Sie gingen während der Nacht und kauerten untertags an Bäume gelehnt. Nach vierundzwanzig Stunden trafen sie todmüde auf einen LKW, der sie nach Serbien brachte. Die Aufregung unter den Flüchtlingen wurde ständig großer.
Jeder behauptete etwas anderes, und keiner wusste wirklich Bescheid. Sie hatten längst die Orientierung und den letzten Rest von Sicherheit verloren. Sie mussten sich selber Mut machen und darauf hoffen, dass nun diese beschwerliche Reise bald ein Ende nehmen möge, bevor sie noch alle die Kraftreserven verließen.
Zum Glück hatte einer ein Handy mit GPS, das sie mit verlässlicher Richtungsangabe zu Fuß durch drei oder vier Dörfer geleitete. Sie hatte Angst davor, nach Rumänien zu gelangen. Gerüchte von den feindseligen Polizisten dort machten die Runde. Schließlich blieb es Keramat und seinen Fluchtkollegen erspart, Erfahrungen mit diesem Land zu machen.

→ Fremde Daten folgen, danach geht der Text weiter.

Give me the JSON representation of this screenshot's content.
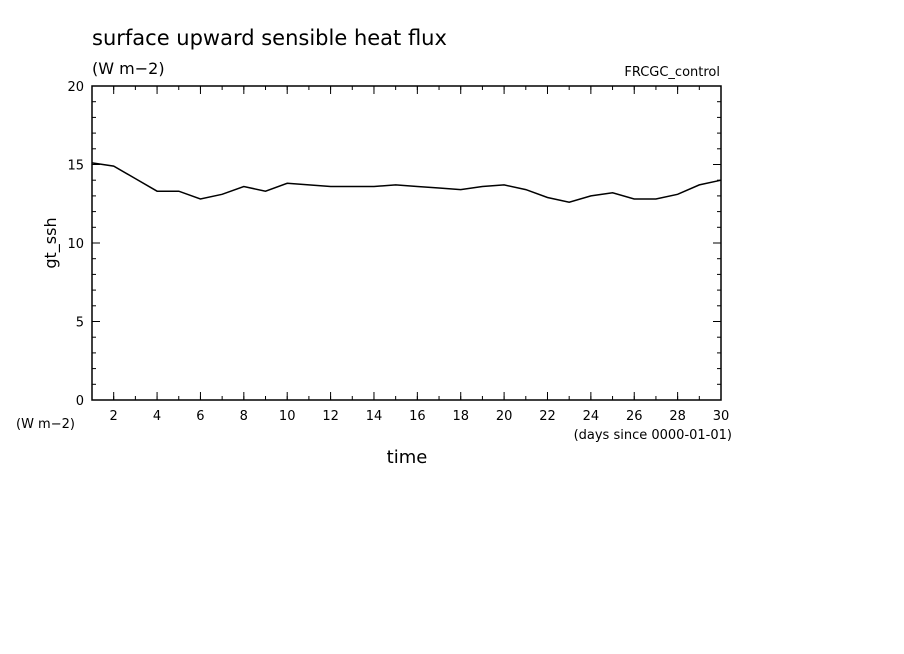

Mit dem Bus gelangten sie nach Belgrad, mit dem Zug weiter Richtung Ungarn.
Zwischendurch gingen sie zu Fuß entlang der Gleise, bis sie wieder ein Kleinbus ein Stück mitnahm. Sie näherten sich Österreich. Es konnte nicht mehr weit sein. Gefährlich war es noch, die stark befahrene Autobahn zu überqueren.
Immer durfte nur einer gehen. Aber auch das schaffte jeder in Keramats Gruppe.
Am 15. Juli 2015 kam Keramat in Passau an. Dieses Datum hat sich ihm eingebrannt. Ähnlich seinem Geburtstag wird er diesen Tag sein Leben lang besonders feiern.
Wenn er sich heute daran erinnert, sagt er, dass er damals erleichtert dachte, dass nun alles okay sei. Als er aber die Autos in Passau sah und auf den Nummernschildern ein D las, war er sehr verwirrt. Hatte er doch immer nach Germany gewollt. Was hatte nun dieses D zu bedeuten. So lernte er erst an diesem Tag das Wort Deutschland kennen.
Ich lernte Keramat im September 2015 kennen. Mit zwei Freunden und seinen Betreuern kam er in die 10. Klasse des Burkhart Gymnasiums und erzählte bereits mit einigen deutschen Wörtern von seinen Eindrücken und Plänen. Der Kontakt ist geblieben, und inzwischen ist er einigermaßen heimisch geworden.
Er lernt fleißig Deutsch und will Elektriker werden. Ich freue mich, mich inzwischen mit ihm schon gut unterhalten zu können. Manchmal erzählt er mir auch von Afghanistan. Das werde ich dann auch für ihn aufschreiben. – Seine Mutter kann auf ihren Sohn stolz sein.